The beauty of 5:2 is that it stops you drinking - at least on fasting days.
Second there is processed food - especially seed oils.
I have recently been persuaded by the anti-seed oil arguments. Why is it people are so much fatter today than we were in the 1960s or 1970s? What has been the big change in our diets? I don’t believe we are that much greedier than we were forty or fifty years ago. There must be another explanation.
The answer lies in food processing and, especially, seed oils - rapeseed oil, canola oil, palm oil, sunflower oil, corn oil, vegetable oil, margarine. You can drive cars on those things. The body can’t break them down. That’s why they are so effective at preserving the shelf life of food.
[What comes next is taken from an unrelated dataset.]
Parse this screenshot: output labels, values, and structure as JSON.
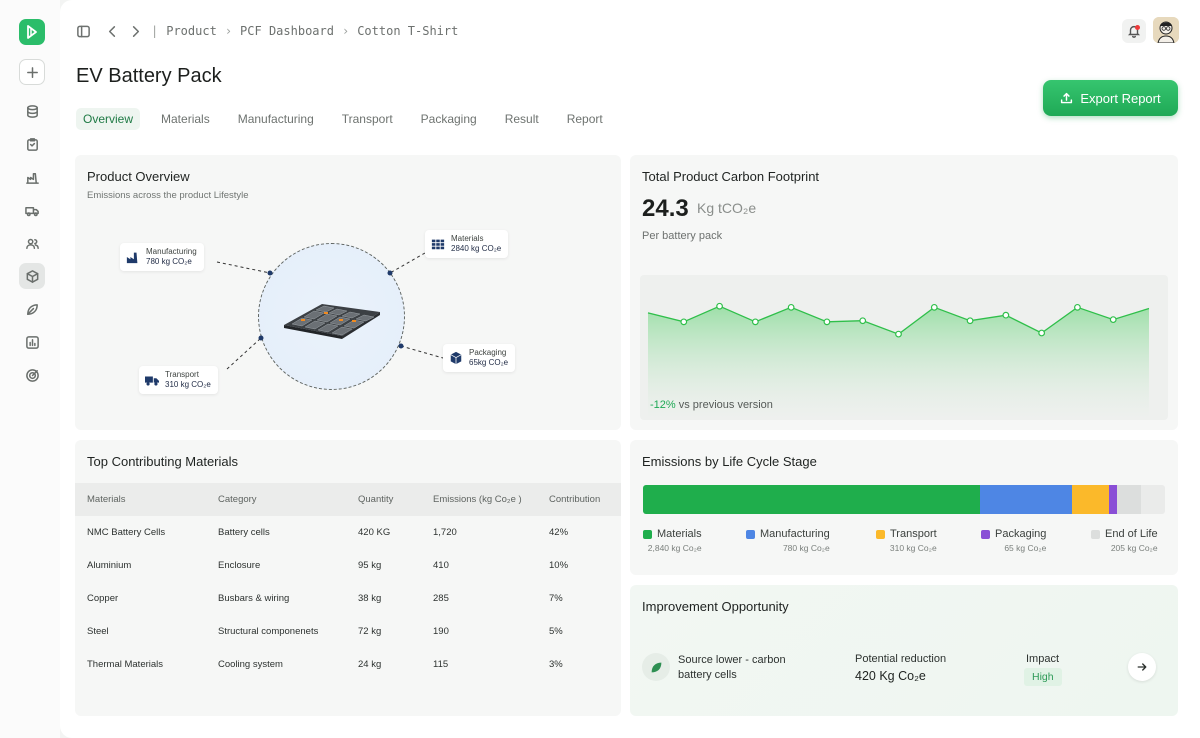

The big change in our diets is not sugar or carbohydrate, it is these refined fats. They are very difficult to avoid altogether because they are in everything. The food industry and those who regulate it have a lot to answer for. Cut down on seed oils as much as you can. Fried fast food - fish and chips, MacDonalds, KFC - is killer. A lot of that heavily processed vegan plant food is bad too.
Don’t eat pre-prepared stuff (it’s full of those refined oils). Cook with ingredients in as natural a state as possible. Meat, fish and veg cooked in butter and olive oil.
Generally speaking, up the protein intake and avoid carbs.
Oh, one more food thing: nuts. I used to eat lots of nuts and raisins. I love them with yoghourt and honey - and I thought they were good for you. But I saw a video somewhere with a dude who argued that bears eat loads of nuts when they are trying to fatten up for the winter. Ergo: nuts are very fattening. Just the time my weight loss began to accelerate was when I cut nuts out. Might have been coincidence, but I thought I should mention it.
So there we go. Dietary advice from someone who has no qualifications whatsoever, save having lived it.
I like 5:2 because it only requires two days of effort. You can do what you like the rest of the week. And the morning after a fasting day, you feel amazing. It’s like being young again, you feel so good. It’s the opposite of a hangover. My friend Alex calls it, “the inverted hangover”.
The more of those things you do and turn into habits (so they require little willpower), the more the rules of compounding and incremental gains work in your favour. It’s hard, but when you are sufficiently indoctrinated and the habits entrenched, it all suddenly gets easy. Good luck.
Now comes the hard bit. Keeping the weight off.
Did I mention that he big results come from fasting and exercising on the same day? Or that 5:2 works?